The pale, sick image that is being transmitted through the stage-design is well interwoven with the whole tempo of the play and the performance of the actors. There is a rhythmic stability even at the highest climaxes of the plot, apparently in order to stimulate the feeling of nonchalance and existential resignation governing in the entire play. These materials are all being used and came forward by the protagonists of the show, even when the actors just creep silently in the sand. Well-trained in the role of Hedda Gabler appears Yota Argyropoulou. Mature, in self-control and dispassionate transmits the cynicism and cruelty of the heroine. […] All those elements together, lead to a very dynamic artistic finale – one the most imaginative peaks in performances we’ ve seen recently and it is surely worth remembering».
Stella Harami
«The choice of Michael Konstandatos is to leave a passage in the sand so as a kind of whirlwind to pass through and cover all the urban surroundings at the beginning of the play, echoing intensely the littoral or the coastal atmospheres we meet at the plays The Lady from the Sea or The Wild Duck. It establishes, thus, a quite distinct stage version of intertextuality, placing in an aesthetic “damaged dollhouse” all the liquid characters of Yota Argyropoulou.

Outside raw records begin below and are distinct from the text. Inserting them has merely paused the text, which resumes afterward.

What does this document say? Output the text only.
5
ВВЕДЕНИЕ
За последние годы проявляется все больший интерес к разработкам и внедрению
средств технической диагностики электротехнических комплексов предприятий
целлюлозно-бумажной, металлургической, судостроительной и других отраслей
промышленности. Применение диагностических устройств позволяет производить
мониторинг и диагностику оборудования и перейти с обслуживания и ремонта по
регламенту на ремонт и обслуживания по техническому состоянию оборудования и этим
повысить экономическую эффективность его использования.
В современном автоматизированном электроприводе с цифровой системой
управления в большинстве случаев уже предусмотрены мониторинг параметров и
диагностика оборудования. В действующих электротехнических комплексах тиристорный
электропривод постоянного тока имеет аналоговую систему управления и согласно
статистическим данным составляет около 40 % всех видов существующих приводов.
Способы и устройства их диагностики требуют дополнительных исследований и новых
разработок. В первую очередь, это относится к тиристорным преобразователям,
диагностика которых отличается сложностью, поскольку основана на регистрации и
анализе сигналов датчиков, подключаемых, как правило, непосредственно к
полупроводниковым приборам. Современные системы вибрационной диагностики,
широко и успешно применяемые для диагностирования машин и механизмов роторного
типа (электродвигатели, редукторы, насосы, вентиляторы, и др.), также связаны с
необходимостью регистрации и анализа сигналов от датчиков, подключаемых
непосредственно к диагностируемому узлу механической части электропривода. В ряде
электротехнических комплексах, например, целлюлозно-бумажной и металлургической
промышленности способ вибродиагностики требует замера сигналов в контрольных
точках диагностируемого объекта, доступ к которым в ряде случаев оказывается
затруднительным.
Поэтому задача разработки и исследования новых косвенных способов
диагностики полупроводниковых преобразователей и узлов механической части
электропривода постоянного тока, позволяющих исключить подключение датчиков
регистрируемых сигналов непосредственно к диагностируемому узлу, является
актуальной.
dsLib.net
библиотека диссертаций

The use of the “interviews” in the video are very effective in demythologizing the process of the case, while viewing also some scenes from the Alps is very sarcastic. The final scene of the sandstorm is remarkably integrated into the cinematic reading of the play, combined with the gradual dimming of the lights, which increased the depressive insulation of the performers into their stage “cocoon”».
Nikos Xenios
Α separation between the stage and the audience, actors’ voices in microphones, hills and dust that makes the actor’ s job equally harmful as that of a stonemason… I decided to silence all my reservations and went to see the show. Yes, I liked Hedda Gabler by Konstandatos at the Onassis Cultural Centre – it had artistic form, rhythm, concept and very good actors.